スタートの合図とともに、岡崎洋介のバイクがランボルギーニの前へと飛び出す。車体が軽く、コーナリング性能に優れたバイクが、序盤の連続ヘアピンで圧倒的なリードを奪う。
「チッ……」
ハンドルを握る後藤田直哉は舌打ちをしながらも、余裕の笑みを浮かべた。焦ることはない。この勝負は直線に入ってからが本番だ。ランボルギーニのV12エンジンが本気を出せば、バイクなどひとたまりもない。
「せいぜい、今だけ調子に乗っておけよ、ガキが……」
ヘアピンカーブが連続する峠道、岡崎のバイクは機敏に切り込み、鋭い加速でコーナーを抜けていく。ランボルギーニカウンタックは強大なパワーを誇るが、その巨体ゆえにタイトなコーナーでは分が悪い。
視線の先、岡崎のバイクは峠のカーブを次々とクリアし、後藤田の視界から消えそうになっていた。だが、彼にはある計画があった。

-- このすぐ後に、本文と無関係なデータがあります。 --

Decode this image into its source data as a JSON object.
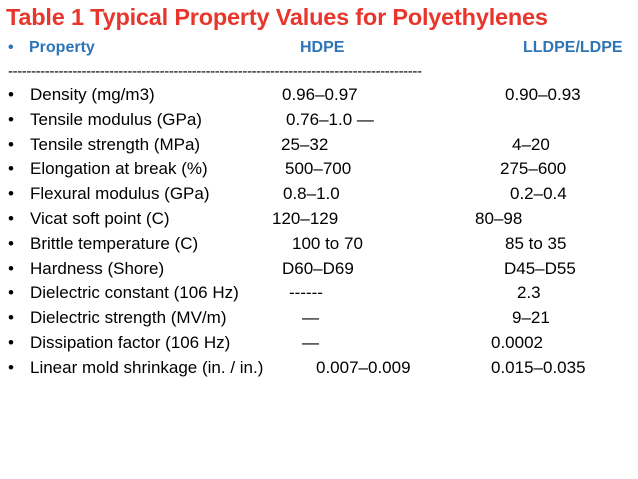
{
  "title": "Table 1 Typical Property Values for Polyethylenes",
  "bullet": "•",
  "header": {
    "property": "Property",
    "hdpe": "HDPE",
    "lldpe": "LLDPE/LDPE"
  },
  "divider": "------------------------------------------------------------------------------------------",
  "rows": [
    {
      "property": "Density (mg/m3)",
      "hdpe": "0.96–0.97",
      "lldpe": "0.90–0.93"
    },
    {
      "property": "Tensile modulus (GPa)",
      "hdpe": "0.76–1.0 —",
      "lldpe": ""
    },
    {
      "property": "Tensile strength (MPa)",
      "hdpe": "25–32",
      "lldpe": "4–20"
    },
    {
      "property": "Elongation at break (%)",
      "hdpe": "500–700",
      "lldpe": "275–600"
    },
    {
      "property": "Flexural modulus (GPa)",
      "hdpe": "0.8–1.0",
      "lldpe": "0.2–0.4"
    },
    {
      "property": "Vicat soft point (C)",
      "hdpe": "120–129",
      "lldpe": "80–98"
    },
    {
      "property": "Brittle temperature (C)",
      "hdpe": "100 to 70",
      "lldpe": "85 to 35"
    },
    {
      "property": "Hardness (Shore)",
      "hdpe": "D60–D69",
      "lldpe": "D45–D55"
    },
    {
      "property": "Dielectric constant (106 Hz)",
      "hdpe": "------",
      "lldpe": "2.3"
    },
    {
      "property": "Dielectric strength (MV/m)",
      "hdpe": "—",
      "lldpe": "9–21"
    },
    {
      "property": "Dissipation factor (106 Hz)",
      "hdpe": "—",
      "lldpe": "0.0002"
    },
    {
      "property": "Linear mold shrinkage (in. / in.)",
      "hdpe": "0.007–0.009",
      "lldpe": "0.015–0.035"
    }
  ]
}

この先の直線トンネルで、バイクを跳ね飛ばし、USBを奪う。
そうなれば証拠は消え、すべては闇の中。警察も何もできやしない。
ヘアピンが終わり、道は徐々に開けていく。遠くにトンネルの入り口が見えた。
「さあ、地獄を見せてやる……!」
後藤田はアクセルをめいいっぱいに踏み込んだ。スピードメーターの表示が100キロ 130キロ 150キロと上がっていきランボルギーニのエンジンがが猛獣の咆哮を上げながら、一気にバイクへと迫っていく!
「勝負をつけようぜ……!お前はここでお終いだ!!」
後藤田の口元に不気味な笑みが浮かぶ。
「ハッ、バイクがどれだけ速かろうが、所詮は軽いオモチャだ。逃げ場のないトンネルに入ったら終わりだぜ。」
後藤田は苛立ちながらも、計画通りの展開にほくそ笑む。この先の直線トンネルこそ、自分のフィールドだ。そして、トンネル内はギャラリーからも見えなくなる。視界ゼロと逃げ道ゼロのブラックボックスとかす。
トンネルに突入!
岡崎は全開のフルスロットル200キロを超えて急加速する。だが、その瞬間
「遅ぇんだよ!!」
背後から爆音とともにランボルギーニが急接近。わずか一瞬で距離を詰める。
「――ッ!」
岡崎が振り向いたその刹那、後藤田の狂気に満ちた笑顔がヘッドライトに照らされる。
「終わりだぁ、ガキが!!」
ランボルギーニが蛇のようにバイクの横へと滑り込む。後藤田はハンドルを切り、バイクの後輪に体当たりを仕掛けた!